The impasse and protests in Madison have become the new Rorschach test of American politics. Some highlights.

Is Wisconsin’s new Republican governor Scott Walker a union buster? Or just a beleaguered public official trying to reign in defiant public employee unions?

Turns out it depends who you ask or, in the case of the Governor himself, when you ask him. Josh Marshall’s Talking Points Memo website compares Gov. Walker’s interview Sunday with George Stephanopolous—in which Walker denied he was out to break the unions—to an  interview the Governor gave to the conservative Heritage Foundation in which the Governor took dead aim at the rights of public employee unions to engage in collective bargaining.

In his Sunday New York Times column, Nobel Prize laureate Paul Krugman (who has no doubt that Governor Walker is a union buster) says it’s all about power and that Walker’s initiative in Wisconsin is connected to a national goal among conservative Republicans to destroy American unions as a counterweight to wealthy Republican donors like the Koch Brothers who helped fund Gov. Walker’s campaign last year.
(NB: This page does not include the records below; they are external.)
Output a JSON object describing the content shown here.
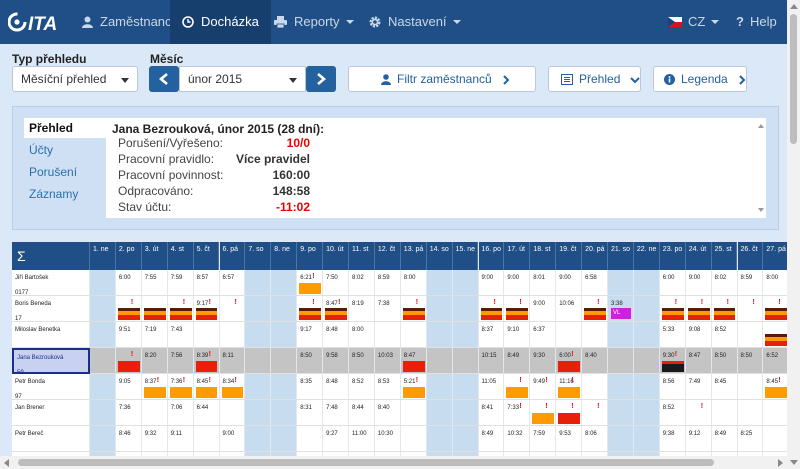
{
  "nav": {
    "logo_text": "ITA",
    "items": [
      {
        "label": "Zaměstnanci",
        "icon": "user-icon"
      },
      {
        "label": "Docházka",
        "icon": "clock-icon",
        "active": true
      },
      {
        "label": "Reporty",
        "icon": "print-icon",
        "dropdown": true
      },
      {
        "label": "Nastavení",
        "icon": "gear-icon",
        "dropdown": true
      }
    ],
    "lang": "CZ",
    "help": "Help"
  },
  "filters": {
    "type_label": "Typ přehledu",
    "type_value": "Měsíční přehled",
    "month_label": "Měsíc",
    "month_value": "únor 2015",
    "filter_button": "Filtr zaměstnanců",
    "overview_button": "Přehled",
    "legend_button": "Legenda"
  },
  "summary": {
    "tabs": [
      "Přehled",
      "Účty",
      "Porušení",
      "Záznamy"
    ],
    "title": "Jana Bezrouková, únor 2015 (28 dní):",
    "rows": [
      {
        "key": "Porušení/Vyřešeno:",
        "value": "10/0",
        "red": true
      },
      {
        "key": "Pracovní pravidlo:",
        "value": "Více pravidel",
        "red": false
      },
      {
        "key": "Pracovní povinnost:",
        "value": "160:00",
        "red": false
      },
      {
        "key": "Odpracováno:",
        "value": "148:58",
        "red": false
      },
      {
        "key": "Stav účtu:",
        "value": "-11:02",
        "red": true
      }
    ]
  },
  "grid": {
    "sigma": "Σ",
    "days": [
      "1. ne",
      "2. po",
      "3. út",
      "4. st",
      "5. čt",
      "6. pá",
      "7. so",
      "8. ne",
      "9. po",
      "10. út",
      "11. st",
      "12. čt",
      "13. pá",
      "14. so",
      "15. ne",
      "16. po",
      "17. út",
      "18. st",
      "19. čt",
      "20. pá",
      "21. so",
      "22. ne",
      "23. po",
      "24. út",
      "25. st",
      "26. čt",
      "27. pá"
    ],
    "weekend_cols": [
      0,
      6,
      7,
      13,
      14,
      20,
      21
    ],
    "colors": {
      "orange": "#ff9a00",
      "red": "#e8200a",
      "dark": "#5a1a0a",
      "purple": "#cc22dd",
      "header": "#1f4f86",
      "weekend": "#c8dcf0"
    },
    "employees": [
      {
        "name": "Jiří Bartošek",
        "num": "0177",
        "times": {
          "1": "6:00",
          "2": "7:55",
          "3": "7:59",
          "4": "8:57",
          "5": "6:57",
          "8": "6:21",
          "9": "7:50",
          "10": "8:02",
          "11": "8:59",
          "12": "8:00",
          "15": "9:00",
          "16": "9:00",
          "17": "8:01",
          "18": "9:00",
          "19": "6:58",
          "22": "6:00",
          "23": "9:00",
          "24": "8:02",
          "25": "8:59",
          "26": "8:00"
        },
        "excl": [
          "8"
        ],
        "bars": {
          "8": "o"
        }
      },
      {
        "name": "Boris Beneda",
        "num": "17",
        "times": {
          "4": "9:17",
          "9": "8:47",
          "10": "8:19",
          "11": "7:38",
          "17": "9:00",
          "18": "10:06",
          "20": "3:38"
        },
        "excl": [
          "1",
          "3",
          "4",
          "5",
          "8",
          "9",
          "12",
          "15",
          "16",
          "19",
          "22",
          "23",
          "24",
          "25",
          "26"
        ],
        "bars": {
          "1": "s",
          "2": "s",
          "3": "s",
          "4": "s",
          "8": "s",
          "9": "s",
          "12": "s",
          "15": "s",
          "16": "s",
          "19": "s",
          "20": "p",
          "22": "s",
          "23": "s",
          "24": "s",
          "26": "s"
        },
        "purple_label": "VL"
      },
      {
        "name": "Miloslav Benetka",
        "num": "",
        "times": {
          "1": "9:51",
          "2": "7:19",
          "3": "7:43",
          "8": "9:17",
          "9": "8:48",
          "10": "8:00",
          "15": "8:37",
          "16": "9:10",
          "17": "6:37",
          "22": "5:33",
          "23": "9:08",
          "24": "8:52"
        },
        "excl": [],
        "bars": {
          "26": "s"
        }
      },
      {
        "name": "Jana Bezrouková",
        "num": "59",
        "times": {
          "2": "8:20",
          "3": "7:56",
          "4": "8:39",
          "5": "8:11",
          "8": "8:50",
          "9": "9:58",
          "10": "8:50",
          "11": "10:03",
          "12": "8:47",
          "15": "10:15",
          "16": "8:49",
          "17": "9:30",
          "18": "6:00",
          "19": "8:40",
          "22": "9:30",
          "23": "8:47",
          "24": "8:50",
          "25": "8:50",
          "26": "6:52"
        },
        "excl": [
          "1",
          "4",
          "18",
          "22"
        ],
        "bars": {
          "1": "r",
          "4": "r",
          "12": "r",
          "18": "r",
          "22": "k"
        }
      },
      {
        "name": "Petr Bonda",
        "num": "97",
        "times": {
          "1": "9:05",
          "2": "8:37",
          "3": "7:36",
          "4": "8:45",
          "5": "8:34",
          "8": "8:35",
          "9": "8:48",
          "10": "8:52",
          "11": "8:53",
          "12": "5:21",
          "15": "11:05",
          "17": "9:49",
          "18": "11:16",
          "22": "8:56",
          "23": "7:49",
          "24": "8:45",
          "26": "8:45"
        },
        "excl": [
          "2",
          "3",
          "4",
          "5",
          "12",
          "16",
          "17",
          "18",
          "26"
        ],
        "bars": {
          "2": "o",
          "3": "o",
          "4": "o",
          "5": "o",
          "12": "o",
          "16": "o",
          "18": "o",
          "26": "o"
        }
      },
      {
        "name": "Jan Brener",
        "num": "",
        "times": {
          "1": "7:36",
          "3": "7:06",
          "4": "6:44",
          "8": "8:31",
          "9": "7:48",
          "10": "8:44",
          "11": "8:40",
          "15": "8:41",
          "16": "7:33",
          "22": "8:52"
        },
        "excl": [
          "16",
          "17",
          "18",
          "19",
          "23"
        ],
        "bars": {
          "17": "o",
          "18": "r"
        }
      },
      {
        "name": "Petr Bereč",
        "num": "",
        "times": {
          "1": "8:46",
          "2": "9:32",
          "3": "9:11",
          "5": "9:00",
          "9": "9:27",
          "10": "11:00",
          "11": "10:30",
          "15": "8:49",
          "16": "10:32",
          "17": "7:59",
          "18": "9:53",
          "19": "8:06",
          "22": "9:38",
          "23": "9:12",
          "24": "8:49",
          "25": "8:25"
        },
        "excl": [],
        "bars": {}
      }
    ]
  }
}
In an interview with National Public Radio’s Steve Inskeep this morning, the leader of the Republican-controlled state Senate in Wisconsin, Sen. Scott Fitzgerald, explains why he and other Wisconsin Republicans aren’t about to back down to the protestors. Asked by Inskeep why the wage concessions already offered by the unions aren’t enough, Sen. Fitzgerald insists that public employers in Wisconsin need the “flexibility” to negotiate with workers who are not compelled to be in unions and pay union dues.

Howard Schweber, a professor at the University of Wisconsin-Madison, thinks both sides are playing fast and loose with the facts behind the current impasse. The state’s budget problems are deeper than many supporting the demonstrations choose to acknowledge, he writes. Still, he insists, it really isn’t about the money: “It’s about the politics, about the representation and about the duty that public officials have to treat their constituents who are taxpayers with a minimal degree of respect.”

Schweber writes that if he had to bet, he would bet that the impasse ends with the legislature passing the bill that Governor Walker wants passed, “and collective bargaining rights will be lost for a while.”

Schweber adds this note: “We have a long history of political division in this state: we elected Joe McCarthy and Bob LaFollette. But we have no history of governors seizing power and publicly declaring themselves answerable to no one. And Walker is trying to raise the threat level: a few days ago he was saying the bill was necessary to prevent 6,000 layoffs. Now that number has climbed to “11,000.” Governor Walker, did you really just threaten to fire 11,000 people unless your bill gets passed? Is that how you think politics works in Wisconsin?”

In the latest twist, reported by the Wall Street Journal this morning (Monday), Republican state Sen. Dale Schultz has proposed to end the impasse by suspending public-employee collective bargaining rights, until 2013.